Health Canada has received 25 case reports of hepatotoxicity in men aged 60-98 years old that were suspected of being associated with antiandrogens, 24 of which were serious. The most common adverse reactions included jaundice, increased liver enzyme levels, nausea, hepatic necrosis, ascites and hepatitis. One report of hepatotoxicity involved a woman using an antiandrogen for hirsutism.

The risk of hepatotoxicity with the use of antiandrogens has also been described in the clinical literature. Although both steroidal and nonsteroidal antiandrogens have been associated with hepatotoxicity, the frequency of these adverse reactions, and their clinical features, appear to differ from one drug to another. For example, the results of an observational study showed a higher occurrence of hepatotoxicity among patients taking Flutamide than among those taking Cyproterone acetate ( 15.3% versus 9.5%, p=0.034 ). Furthermore, this study found that the occurrence of serious hepatotoxicity ( defined as an elevation in liver enzyme levels greater than 6 times the upper limit of normal ) was 4.8% with the use of Flutamide and 3.8% with Cyproterone acetate.

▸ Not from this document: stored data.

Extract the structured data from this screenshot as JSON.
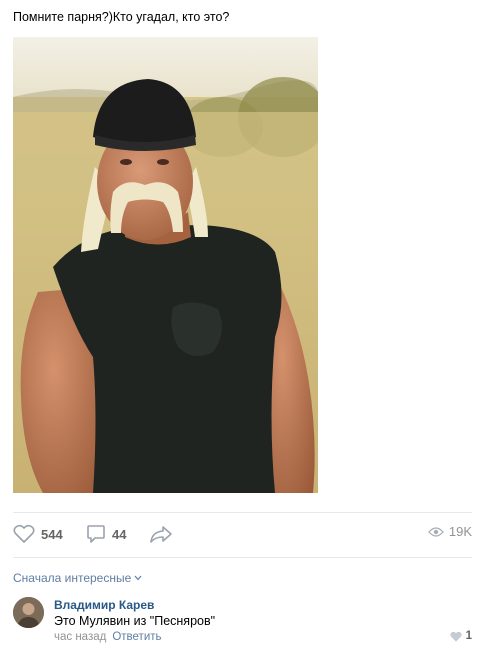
{
  "post": {
    "text": "Помните парня?)Кто угадал, кто это?"
  },
  "actions": {
    "likes": "544",
    "comments": "44",
    "views": "19K"
  },
  "comments_section": {
    "sort_label": "Сначала интересные",
    "items": [
      {
        "author": "Владимир Карев",
        "text": "Это Мулявин из \"Песняров\"",
        "time": "час назад",
        "reply_label": "Ответить",
        "likes": "1"
      }
    ]
  },
  "icons": {
    "like": "heart-icon",
    "comment": "comment-bubble-icon",
    "share": "share-arrow-icon",
    "views": "eye-icon",
    "sort": "chevron-down-icon"
  },
  "colors": {
    "link": "#2a5885",
    "secondary_link": "#5f7ea3",
    "muted": "#828282",
    "divider": "#e7e8ec"
  }
}
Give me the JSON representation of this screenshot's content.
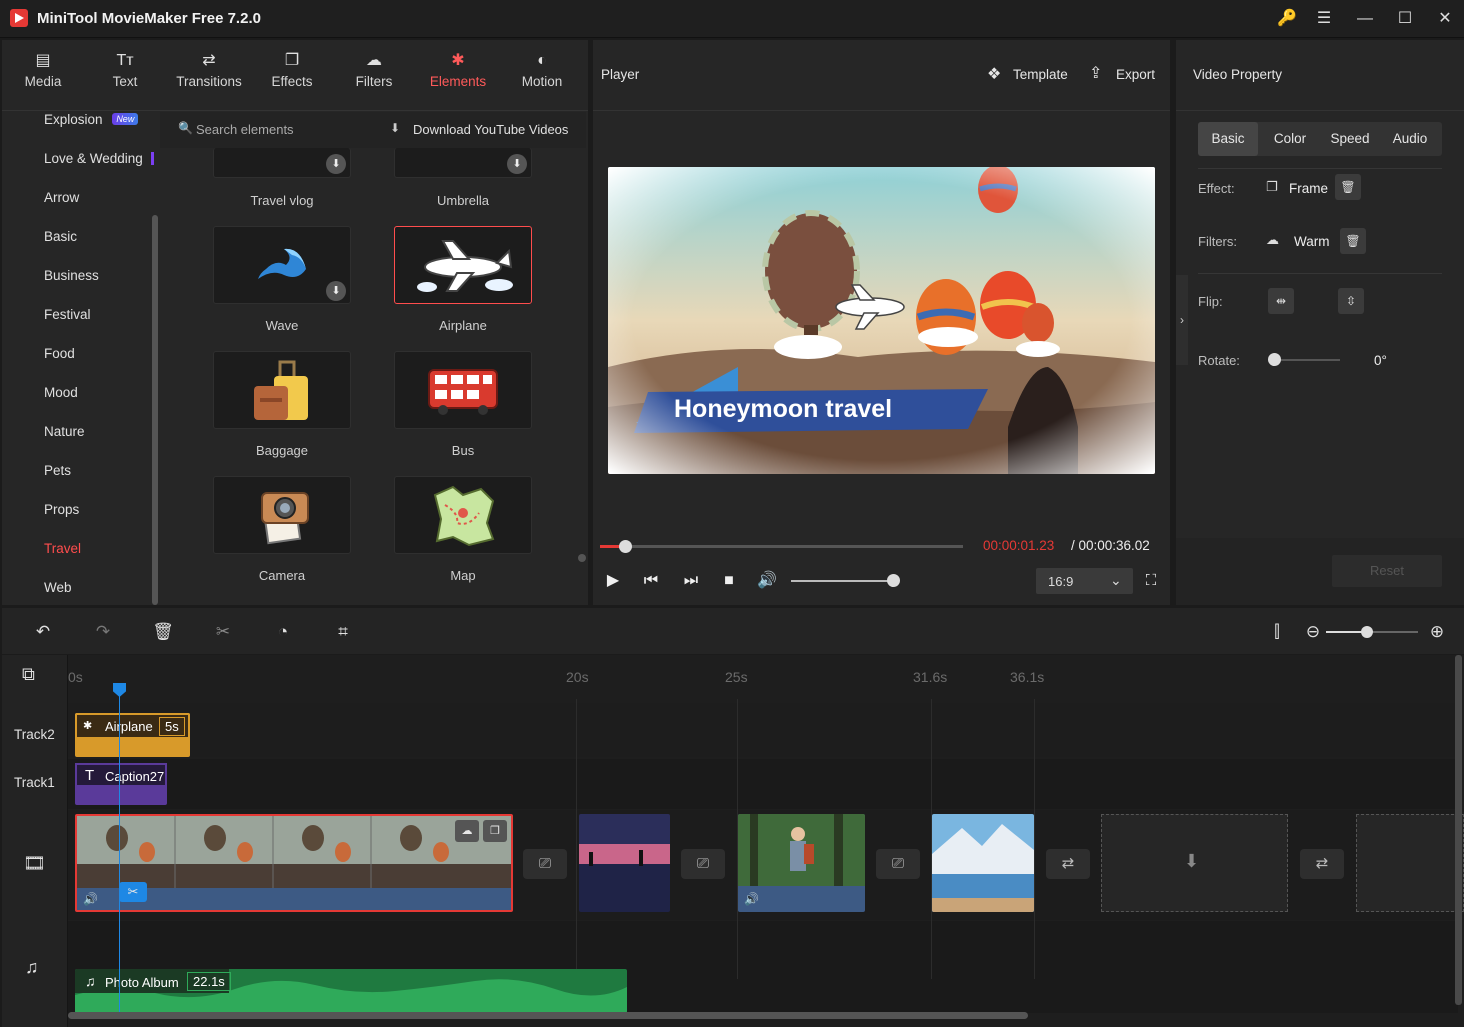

Serious hepatotoxicity is reported to be rare with Bicalutamide and Nilutamide.

Data from published clinical studies and case reports from the Canada Vigilance database consistently suggest that the risk of hepatotoxicity has been associated with all antiandrogen products marketed in Canada. Health care professionals should be aware of the risk of hepatotoxicity associated with the use of these products.